It all depends on how you tell the story, the man thought, staring blindly out of the bedroom window into his dawning birthday. It could be a story of success or it could be one of failure. But the main thing might be that it is a story, not what it says. He retreated into the room and started searching for his socks. Two kinds of stories, but I have forgotten how to distinguish between them. One is a sad one and one is a merry one, but which is which? At any rate, mine is a story, and it lasted for 39 years now. Is that merry already? He picked up one of his socks, and out of a sudden impulse held it to his nose, trumpeting quietly and stepping onto the bed. Does this make it worse? But shortly the sock’s smell was too much and he let go of it, standing on his bed, naked and motionless and felt pathetic.
That very same moment, quite a way off, another man felt not as much
pathetic as he felt uncomfortable. Being locked between his sweating competition
and elephant Tuffi was bad enough, but being stuck there on a windless, hot day
like this was almost too much. The Wupper glittered invitingly in the sun, but
it was eight meters below the platform, no more than knee-deep, and he didn’t
dare jump. He had to cover that ridiculous elephant for the interested public
instead.
Ist das ein Afrikanischer oder ein Indischer, the competition
asked, and the journalist shrugged. He didn’t care whether the elephant came
from the moon or from hell, but he was quite sure that they had picked the
smellier variant for their publicity show. He didn’t quite understand what the
point of the whole thing was: To carry an elephant through Wuppertal on a car of
the Schwebebahn, high above the river, when every sensible beast - and man, at
that - should be merrily splashing in its waters meters below. Of course he
wasn’t supposed to understand. He was supposed to cover.
Just like, he thought, dizzy from the heat and intimidated by the
wandering trunk of the beast (which for his taste was standing much to close to
him), there are two different kinds of elephants (I forgot what the
difference between them was) there are two different uses an adventuring human
could make of an elephants trunk, depending on his sex. The journalist
didn’t realize how awkward this thought was grammatically, but it was only 1950,
he was staring at the end of the elephant’s trunk coming closer and he was
thinking it in German, so he can be excused. Just before the trunk reached his
pockets, where no doubt it would have tried to do some mischief, finally the
circus official arrived (wearing a red nose, as the journalist meticulously
noted), delivered a miserable and pathetic address, which they all applauded to,
and finally ushered the elephant into the schwebebahncar. Click went all
the journalist’s cameras as the elephant entered the car. Warum fahren wir
nicht mit, someone said. It was an idea none of them liked, but they did it
anyway, all pushing in behind Tuffi. The door closed, and with a metallic jerk
and a whining noise the car started. To his horror the journalist felt the trunk
on his thighs, but there was nowhere to run, so he kept quiet.

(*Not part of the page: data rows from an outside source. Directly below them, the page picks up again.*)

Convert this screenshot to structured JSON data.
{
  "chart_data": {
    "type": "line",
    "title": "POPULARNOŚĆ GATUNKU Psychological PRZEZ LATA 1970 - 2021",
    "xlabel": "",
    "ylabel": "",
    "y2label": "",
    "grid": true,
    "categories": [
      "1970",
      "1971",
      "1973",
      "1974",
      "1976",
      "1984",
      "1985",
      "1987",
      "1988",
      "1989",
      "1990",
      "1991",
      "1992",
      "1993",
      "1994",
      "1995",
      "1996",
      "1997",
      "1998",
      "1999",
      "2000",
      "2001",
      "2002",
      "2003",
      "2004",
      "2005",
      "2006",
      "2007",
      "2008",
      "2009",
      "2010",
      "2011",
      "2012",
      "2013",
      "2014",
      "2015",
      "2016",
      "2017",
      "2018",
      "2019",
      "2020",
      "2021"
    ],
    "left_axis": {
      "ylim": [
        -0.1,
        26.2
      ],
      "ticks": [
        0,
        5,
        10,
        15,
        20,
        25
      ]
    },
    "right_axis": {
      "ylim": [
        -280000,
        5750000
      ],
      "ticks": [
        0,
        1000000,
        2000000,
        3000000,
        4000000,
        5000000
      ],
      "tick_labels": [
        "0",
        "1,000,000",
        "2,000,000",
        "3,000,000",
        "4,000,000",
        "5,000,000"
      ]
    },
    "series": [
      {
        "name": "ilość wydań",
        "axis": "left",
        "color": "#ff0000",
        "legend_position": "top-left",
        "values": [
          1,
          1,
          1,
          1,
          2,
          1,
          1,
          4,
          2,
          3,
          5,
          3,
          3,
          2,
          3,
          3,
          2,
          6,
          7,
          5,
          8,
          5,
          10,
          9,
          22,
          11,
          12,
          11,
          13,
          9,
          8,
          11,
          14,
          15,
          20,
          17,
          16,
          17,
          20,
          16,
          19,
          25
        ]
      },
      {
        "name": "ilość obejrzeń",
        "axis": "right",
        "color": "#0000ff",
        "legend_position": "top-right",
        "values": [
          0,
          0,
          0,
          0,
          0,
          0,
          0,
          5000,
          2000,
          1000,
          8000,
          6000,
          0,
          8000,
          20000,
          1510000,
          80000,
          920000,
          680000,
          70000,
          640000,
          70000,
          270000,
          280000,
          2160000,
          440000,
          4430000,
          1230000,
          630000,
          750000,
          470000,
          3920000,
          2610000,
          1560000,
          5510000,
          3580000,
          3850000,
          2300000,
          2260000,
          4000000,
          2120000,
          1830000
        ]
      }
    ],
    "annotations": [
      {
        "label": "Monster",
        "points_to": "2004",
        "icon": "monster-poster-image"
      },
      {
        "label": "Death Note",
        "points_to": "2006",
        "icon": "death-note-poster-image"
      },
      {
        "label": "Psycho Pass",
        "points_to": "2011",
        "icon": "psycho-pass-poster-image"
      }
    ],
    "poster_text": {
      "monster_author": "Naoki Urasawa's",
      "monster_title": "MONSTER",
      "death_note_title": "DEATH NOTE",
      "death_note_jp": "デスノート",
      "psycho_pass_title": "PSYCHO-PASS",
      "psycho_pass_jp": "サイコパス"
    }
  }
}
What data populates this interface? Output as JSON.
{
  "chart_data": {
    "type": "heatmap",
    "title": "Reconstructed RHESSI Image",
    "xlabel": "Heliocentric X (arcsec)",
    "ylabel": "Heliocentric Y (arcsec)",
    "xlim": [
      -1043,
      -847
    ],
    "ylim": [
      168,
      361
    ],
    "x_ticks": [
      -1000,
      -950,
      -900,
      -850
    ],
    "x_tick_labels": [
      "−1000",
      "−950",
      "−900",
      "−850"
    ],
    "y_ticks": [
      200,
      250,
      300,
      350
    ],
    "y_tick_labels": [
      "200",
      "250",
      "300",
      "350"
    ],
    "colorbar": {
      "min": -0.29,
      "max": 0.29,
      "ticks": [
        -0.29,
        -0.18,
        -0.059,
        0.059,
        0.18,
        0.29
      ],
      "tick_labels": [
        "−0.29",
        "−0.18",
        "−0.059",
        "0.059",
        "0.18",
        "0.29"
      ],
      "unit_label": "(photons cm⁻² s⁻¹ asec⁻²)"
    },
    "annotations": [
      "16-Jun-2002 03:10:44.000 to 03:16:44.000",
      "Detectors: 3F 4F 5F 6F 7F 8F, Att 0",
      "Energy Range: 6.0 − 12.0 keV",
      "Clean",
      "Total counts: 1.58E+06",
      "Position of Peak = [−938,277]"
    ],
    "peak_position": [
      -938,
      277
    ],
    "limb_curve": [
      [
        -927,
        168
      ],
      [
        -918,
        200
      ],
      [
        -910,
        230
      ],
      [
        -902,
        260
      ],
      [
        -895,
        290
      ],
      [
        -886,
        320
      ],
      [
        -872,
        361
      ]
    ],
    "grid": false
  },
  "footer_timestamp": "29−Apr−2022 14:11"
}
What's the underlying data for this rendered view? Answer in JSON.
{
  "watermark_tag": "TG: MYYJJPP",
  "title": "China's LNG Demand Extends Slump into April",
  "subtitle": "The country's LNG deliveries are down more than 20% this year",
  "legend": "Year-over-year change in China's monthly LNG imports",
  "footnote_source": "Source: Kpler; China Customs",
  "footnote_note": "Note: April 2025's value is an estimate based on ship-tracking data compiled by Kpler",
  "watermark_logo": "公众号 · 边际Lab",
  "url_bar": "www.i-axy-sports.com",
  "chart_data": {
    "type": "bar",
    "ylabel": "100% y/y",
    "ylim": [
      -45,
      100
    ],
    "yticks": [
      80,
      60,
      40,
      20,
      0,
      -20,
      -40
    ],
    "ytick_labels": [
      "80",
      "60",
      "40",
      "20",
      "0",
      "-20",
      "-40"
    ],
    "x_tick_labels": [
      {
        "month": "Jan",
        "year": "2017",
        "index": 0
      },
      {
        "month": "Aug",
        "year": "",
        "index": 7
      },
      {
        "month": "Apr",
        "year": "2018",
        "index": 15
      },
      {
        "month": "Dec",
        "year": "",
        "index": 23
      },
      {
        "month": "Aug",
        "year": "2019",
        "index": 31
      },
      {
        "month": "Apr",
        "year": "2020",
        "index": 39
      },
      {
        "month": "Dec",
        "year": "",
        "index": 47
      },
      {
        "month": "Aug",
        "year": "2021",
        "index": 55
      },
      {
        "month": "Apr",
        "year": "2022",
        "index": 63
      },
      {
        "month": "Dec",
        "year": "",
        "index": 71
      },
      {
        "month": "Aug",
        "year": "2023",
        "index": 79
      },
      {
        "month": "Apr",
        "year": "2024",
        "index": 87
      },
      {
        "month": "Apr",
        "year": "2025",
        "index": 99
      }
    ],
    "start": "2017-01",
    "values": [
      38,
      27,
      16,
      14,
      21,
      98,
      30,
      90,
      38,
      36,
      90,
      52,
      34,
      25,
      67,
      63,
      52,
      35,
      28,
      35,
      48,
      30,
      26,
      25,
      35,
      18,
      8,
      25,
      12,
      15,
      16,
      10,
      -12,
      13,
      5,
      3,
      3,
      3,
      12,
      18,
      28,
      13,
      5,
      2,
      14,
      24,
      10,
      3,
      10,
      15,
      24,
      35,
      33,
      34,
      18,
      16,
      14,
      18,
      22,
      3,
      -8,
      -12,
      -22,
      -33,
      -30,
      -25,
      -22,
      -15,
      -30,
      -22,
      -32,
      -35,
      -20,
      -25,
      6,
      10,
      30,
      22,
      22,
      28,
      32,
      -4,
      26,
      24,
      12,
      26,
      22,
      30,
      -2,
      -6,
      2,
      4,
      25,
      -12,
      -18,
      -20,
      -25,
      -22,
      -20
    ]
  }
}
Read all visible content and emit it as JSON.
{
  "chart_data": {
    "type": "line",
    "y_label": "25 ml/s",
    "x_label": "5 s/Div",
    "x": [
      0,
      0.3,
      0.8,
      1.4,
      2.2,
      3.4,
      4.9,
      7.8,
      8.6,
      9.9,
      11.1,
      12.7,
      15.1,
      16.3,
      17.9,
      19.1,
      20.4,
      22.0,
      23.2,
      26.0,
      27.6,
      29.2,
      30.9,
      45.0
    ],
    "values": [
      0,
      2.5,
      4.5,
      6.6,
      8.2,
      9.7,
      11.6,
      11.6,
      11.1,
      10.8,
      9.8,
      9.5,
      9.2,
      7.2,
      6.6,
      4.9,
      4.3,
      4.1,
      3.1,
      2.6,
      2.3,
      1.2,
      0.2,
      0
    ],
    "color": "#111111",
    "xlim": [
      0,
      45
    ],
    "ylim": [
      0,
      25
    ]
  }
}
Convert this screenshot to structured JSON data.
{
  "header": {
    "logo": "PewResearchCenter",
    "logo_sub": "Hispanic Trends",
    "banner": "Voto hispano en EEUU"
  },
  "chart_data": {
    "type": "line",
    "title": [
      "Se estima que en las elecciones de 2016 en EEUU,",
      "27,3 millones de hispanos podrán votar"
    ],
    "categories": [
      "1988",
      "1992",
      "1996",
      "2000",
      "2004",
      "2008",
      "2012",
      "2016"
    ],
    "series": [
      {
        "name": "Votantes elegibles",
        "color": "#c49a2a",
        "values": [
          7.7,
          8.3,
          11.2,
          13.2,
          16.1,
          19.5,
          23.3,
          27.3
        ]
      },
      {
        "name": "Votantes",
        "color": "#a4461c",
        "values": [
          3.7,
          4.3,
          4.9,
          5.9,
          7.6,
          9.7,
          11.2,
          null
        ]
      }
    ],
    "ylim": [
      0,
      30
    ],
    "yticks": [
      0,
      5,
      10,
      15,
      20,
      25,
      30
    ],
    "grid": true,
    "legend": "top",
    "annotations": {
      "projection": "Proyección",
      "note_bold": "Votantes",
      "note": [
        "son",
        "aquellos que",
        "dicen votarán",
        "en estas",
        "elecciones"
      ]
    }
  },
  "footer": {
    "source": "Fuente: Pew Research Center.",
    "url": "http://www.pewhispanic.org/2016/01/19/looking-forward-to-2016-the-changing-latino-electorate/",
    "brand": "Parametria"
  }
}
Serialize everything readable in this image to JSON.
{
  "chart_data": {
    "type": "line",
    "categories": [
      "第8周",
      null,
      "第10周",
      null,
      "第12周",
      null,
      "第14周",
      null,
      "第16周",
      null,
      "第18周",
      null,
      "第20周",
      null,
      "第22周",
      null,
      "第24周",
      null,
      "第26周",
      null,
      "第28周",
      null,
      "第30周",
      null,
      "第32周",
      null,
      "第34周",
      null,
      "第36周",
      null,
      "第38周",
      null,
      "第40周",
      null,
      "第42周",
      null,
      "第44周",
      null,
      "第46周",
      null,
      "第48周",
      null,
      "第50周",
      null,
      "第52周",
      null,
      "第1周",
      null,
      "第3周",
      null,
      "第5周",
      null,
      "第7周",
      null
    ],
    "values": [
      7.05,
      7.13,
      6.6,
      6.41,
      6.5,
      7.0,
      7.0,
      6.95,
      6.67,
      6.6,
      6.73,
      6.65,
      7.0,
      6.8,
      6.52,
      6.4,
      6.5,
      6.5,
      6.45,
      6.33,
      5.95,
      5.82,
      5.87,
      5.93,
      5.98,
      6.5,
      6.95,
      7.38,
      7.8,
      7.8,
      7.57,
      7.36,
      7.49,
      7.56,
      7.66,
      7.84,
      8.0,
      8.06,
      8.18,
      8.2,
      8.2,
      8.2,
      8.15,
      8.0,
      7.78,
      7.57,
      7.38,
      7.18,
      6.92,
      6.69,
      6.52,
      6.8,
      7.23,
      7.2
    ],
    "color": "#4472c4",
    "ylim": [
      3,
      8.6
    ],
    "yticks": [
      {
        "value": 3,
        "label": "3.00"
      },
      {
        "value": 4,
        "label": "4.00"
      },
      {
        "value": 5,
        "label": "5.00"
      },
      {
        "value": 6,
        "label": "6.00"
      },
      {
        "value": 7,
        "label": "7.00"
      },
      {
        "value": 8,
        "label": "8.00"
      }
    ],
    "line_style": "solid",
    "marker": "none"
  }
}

That very same moment the sock-man was back to staring out of his window,
wearing one sock on his left foot now, but very much naked still otherwise. I
have to write the story myself, he thought, then at least I’ll know
whether it’s sad or not. I have to write a book. He slowly pulled the other
sock over his trunk, trumpeting and giggling silently. ‘The Knitted
Bride’ I shall call it, he thought, although it’s certainly to soon to
decide upon a title. I shall have to write it first. Distractedly he wagged
the sock around. ‘What’s keeping you, Herbert’, Corinne demanded
from below. Herbert startled and let go of the sock, which sailed away at
an oblique angle.
‘I’m writing a book’, he replied. ‘It is called "The
Artificial Sock".’
The journalist stared down 10 meters into the knee deep water of the Wupper,
into which Tuffi the elephant had fallen after breaking open and being
frightened out of the suspension railway car by a pack of sweating scribblers.
The elephant sat in the slowly passing water, seemingly unimpressed by her
accident, and filled her trunk. Then she started squirting and didn’t stop until
her whole world was drowned.
Herbert Marshall McLuhan did write his book and called it ‘The Mechanical Bride’. It was quite a success. It didn’t appear before his 40th birthday. Tuffi the elephant, apart from a small scar, was quite unharmed and pursued her circus career, becoming famous for stealing things out of peoples’ purses. To honor the memory of her great accident a line of dairy products was named after her after she died. The above events occurred on the 21st of July 1950, and just as I told them. I swear this by my trunk.